Are there other Breast Cancer Survivorship clinics that focus on “Energy Balance”- getting participants “back in the swing”, such as the KU Breast Cancer Survivorship Center?
Go to Find a Center Near You and click on your state to find the Center that can meet your needs. Nothing near you? Email us at info@BackintheSwing.org!
Who produced this video?
Back in the Swing has worked with their friend and videographer, David Moore, to produce and direct all of their videos during the last 7 years. In each, David worked closely to bring the organization’s vision and message to different groups of people. Usually, the production of a Back in the Swing video is fairly straightforward: It’s shot with one camera, one set up at a time. However, in this video, they pulled out all the stops, with 3 cameras running simultaneously during the shoot! One camera was on a tripod, a second was on a camera crane and the third was handheld. David spent over 40 hours editing the footage and pop-ups into the video that you see. FUN FACT: The first shot of the day was of the juggler. When David introduced himself to the talent, the two recognized each other. They had both been in the theater department of the same college 12 years earlier together. What a small world.
Who is the girl whose curfew is 11:05? And is that really her curfew?

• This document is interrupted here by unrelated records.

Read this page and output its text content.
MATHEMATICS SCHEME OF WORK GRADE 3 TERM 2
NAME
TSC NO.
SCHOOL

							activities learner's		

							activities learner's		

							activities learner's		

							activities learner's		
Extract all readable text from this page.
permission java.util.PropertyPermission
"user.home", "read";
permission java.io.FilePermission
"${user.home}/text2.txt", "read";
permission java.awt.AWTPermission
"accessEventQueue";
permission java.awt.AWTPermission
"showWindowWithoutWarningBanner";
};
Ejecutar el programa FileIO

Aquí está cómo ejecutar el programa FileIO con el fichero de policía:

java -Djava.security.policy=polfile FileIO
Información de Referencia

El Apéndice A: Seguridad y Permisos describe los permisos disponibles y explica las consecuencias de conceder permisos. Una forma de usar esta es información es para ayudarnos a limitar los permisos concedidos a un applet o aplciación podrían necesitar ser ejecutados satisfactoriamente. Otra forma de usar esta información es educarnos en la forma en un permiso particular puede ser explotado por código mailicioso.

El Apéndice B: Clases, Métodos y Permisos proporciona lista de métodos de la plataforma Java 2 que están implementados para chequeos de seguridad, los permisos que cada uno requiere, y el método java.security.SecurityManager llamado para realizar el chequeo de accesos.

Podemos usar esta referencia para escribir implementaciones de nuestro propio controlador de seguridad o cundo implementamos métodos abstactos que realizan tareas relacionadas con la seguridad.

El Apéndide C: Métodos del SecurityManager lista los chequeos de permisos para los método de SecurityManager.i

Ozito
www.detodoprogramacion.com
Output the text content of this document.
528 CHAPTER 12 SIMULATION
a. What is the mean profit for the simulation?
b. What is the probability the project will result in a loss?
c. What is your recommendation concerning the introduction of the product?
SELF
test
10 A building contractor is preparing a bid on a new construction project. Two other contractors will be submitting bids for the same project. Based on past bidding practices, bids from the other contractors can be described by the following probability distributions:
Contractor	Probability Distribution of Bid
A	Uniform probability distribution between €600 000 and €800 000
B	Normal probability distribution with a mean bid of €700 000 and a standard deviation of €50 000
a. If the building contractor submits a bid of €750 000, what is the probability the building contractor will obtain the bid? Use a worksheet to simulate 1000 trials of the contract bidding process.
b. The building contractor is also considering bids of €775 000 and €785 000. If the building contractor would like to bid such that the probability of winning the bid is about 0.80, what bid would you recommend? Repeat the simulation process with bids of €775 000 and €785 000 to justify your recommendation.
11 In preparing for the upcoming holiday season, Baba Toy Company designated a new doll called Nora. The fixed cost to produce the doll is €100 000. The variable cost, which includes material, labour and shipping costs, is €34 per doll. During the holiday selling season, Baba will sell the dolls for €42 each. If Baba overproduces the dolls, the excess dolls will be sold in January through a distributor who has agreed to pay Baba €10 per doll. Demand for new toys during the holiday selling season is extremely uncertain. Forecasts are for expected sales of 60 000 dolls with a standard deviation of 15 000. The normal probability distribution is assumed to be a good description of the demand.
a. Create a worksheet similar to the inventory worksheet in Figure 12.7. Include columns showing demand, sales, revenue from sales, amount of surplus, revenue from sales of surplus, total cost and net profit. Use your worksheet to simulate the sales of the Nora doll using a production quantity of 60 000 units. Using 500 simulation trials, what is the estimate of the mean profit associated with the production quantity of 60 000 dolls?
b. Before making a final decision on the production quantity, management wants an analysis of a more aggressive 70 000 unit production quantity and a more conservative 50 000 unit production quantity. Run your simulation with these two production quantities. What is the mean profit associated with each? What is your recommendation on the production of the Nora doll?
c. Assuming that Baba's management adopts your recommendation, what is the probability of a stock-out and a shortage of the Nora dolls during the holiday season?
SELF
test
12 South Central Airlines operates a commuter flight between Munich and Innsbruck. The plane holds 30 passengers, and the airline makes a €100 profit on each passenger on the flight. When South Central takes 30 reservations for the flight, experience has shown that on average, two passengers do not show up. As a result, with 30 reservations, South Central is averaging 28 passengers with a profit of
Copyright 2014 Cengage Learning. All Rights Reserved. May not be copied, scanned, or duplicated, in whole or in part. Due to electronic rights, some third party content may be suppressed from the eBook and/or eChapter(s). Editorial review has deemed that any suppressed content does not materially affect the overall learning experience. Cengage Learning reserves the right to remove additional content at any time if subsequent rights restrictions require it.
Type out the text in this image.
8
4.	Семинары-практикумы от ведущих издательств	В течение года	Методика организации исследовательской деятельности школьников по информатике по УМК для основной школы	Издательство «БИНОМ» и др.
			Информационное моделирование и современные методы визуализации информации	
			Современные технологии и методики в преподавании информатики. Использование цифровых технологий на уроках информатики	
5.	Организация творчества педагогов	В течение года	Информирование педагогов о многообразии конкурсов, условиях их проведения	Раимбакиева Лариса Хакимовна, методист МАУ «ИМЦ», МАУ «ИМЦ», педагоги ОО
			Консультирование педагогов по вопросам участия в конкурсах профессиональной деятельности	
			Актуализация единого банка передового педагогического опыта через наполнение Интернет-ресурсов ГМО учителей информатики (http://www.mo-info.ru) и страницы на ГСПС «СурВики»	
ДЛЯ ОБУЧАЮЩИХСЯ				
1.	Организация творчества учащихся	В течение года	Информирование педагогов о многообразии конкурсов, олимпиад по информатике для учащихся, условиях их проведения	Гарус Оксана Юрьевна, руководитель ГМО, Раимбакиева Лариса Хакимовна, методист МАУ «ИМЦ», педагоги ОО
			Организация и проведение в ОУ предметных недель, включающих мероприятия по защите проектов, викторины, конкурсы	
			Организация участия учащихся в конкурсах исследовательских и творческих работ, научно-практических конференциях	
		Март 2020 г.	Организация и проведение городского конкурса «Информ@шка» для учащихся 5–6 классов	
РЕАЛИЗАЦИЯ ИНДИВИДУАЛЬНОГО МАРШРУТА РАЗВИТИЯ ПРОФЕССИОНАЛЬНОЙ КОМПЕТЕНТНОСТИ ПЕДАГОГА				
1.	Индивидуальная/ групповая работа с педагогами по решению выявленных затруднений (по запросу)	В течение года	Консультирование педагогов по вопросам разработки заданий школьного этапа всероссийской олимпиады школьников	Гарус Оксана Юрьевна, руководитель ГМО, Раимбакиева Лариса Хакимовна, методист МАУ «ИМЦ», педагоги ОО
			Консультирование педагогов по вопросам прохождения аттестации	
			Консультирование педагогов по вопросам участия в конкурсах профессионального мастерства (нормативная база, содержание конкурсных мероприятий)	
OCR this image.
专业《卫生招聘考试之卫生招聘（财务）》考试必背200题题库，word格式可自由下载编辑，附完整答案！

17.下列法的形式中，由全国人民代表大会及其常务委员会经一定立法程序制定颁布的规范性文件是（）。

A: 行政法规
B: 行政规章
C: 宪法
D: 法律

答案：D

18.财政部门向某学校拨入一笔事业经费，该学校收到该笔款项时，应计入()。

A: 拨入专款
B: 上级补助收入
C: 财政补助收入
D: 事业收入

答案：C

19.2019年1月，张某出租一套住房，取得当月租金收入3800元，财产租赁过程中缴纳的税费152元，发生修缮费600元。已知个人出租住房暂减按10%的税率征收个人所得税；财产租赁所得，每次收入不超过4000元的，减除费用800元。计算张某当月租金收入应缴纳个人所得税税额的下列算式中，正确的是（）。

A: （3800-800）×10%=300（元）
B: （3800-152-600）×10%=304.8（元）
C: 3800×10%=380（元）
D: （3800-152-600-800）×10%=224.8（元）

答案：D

That is Maddie Ford, the daughter of Angie Ford, owner of the Jazzercise Center where we shot this video. She has a cameo appearance, along with the founder of Back in the Swing, Barbara Unell, in the “hip bump shot”! She is almost 16 years old; her curfew varies from weeknight to weekend, school night to summer. Our message? Jazzercise is appropriate for ALL ages!
Are those really instructors who say they get paid to do this?
Yes! And, yes, they really do get paid to dance/teach/motivate/educate. Ain’t it great?? (For our benefit class and video, they volunteered their time and talents!) They are instructors from the Overland Park Jazzercise Center and work on a daily basis to help all women (and men) get back in the swing of joyful, proactive living!